With consistent daily reading (10 to 20 minutes per day), most learners notice clear progress in 4 to 6 weeks: faster comprehension, larger vocabulary, and more confident reading at their level. Reaching conversational fluency typically takes 6 to 12 months of combined reading, listening, and speaking practice. The CEFR framework provides milestones: A1 to A2 in 80 to 100 hours, A2 to B1 in another 150 hours, B1 to B2 in another 200 hours.
Read first without translation. This forces your brain to infer meaning from context, which is how natural language acquisition works. After the first read, check the English translation only for sentences you couldn't decode. Then re-read the Spanish to lock in the new vocabulary. MeloLingua stories include a tap-for-translation feature so you can check individual words without breaking flow.

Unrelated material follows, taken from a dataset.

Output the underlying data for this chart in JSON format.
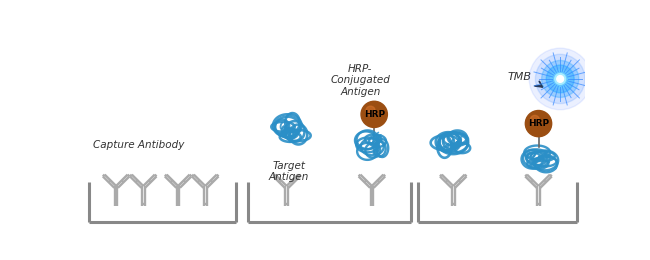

Yes. All 13 Spanish short stories on MeloLingua are free to read on the web, with inline vocabulary, English translation, and glossaries included. The mobile app adds audio narration, spaced repetition vocabulary review, and offline access. No signup is required to start reading on the web.
Spanish stories are narrative content with characters, plot, and dialogue — designed for immersive, engaging reading. Spanish reading practice typically refers to passages (often non-narrative) designed for vocabulary and grammar exposure. Both are useful. Stories build engagement and natural sentence flow; reading practice builds analytical skills and comprehension. MeloLingua offers both: stories at /learn-spanish and reading practice at /spanish-reading-practice.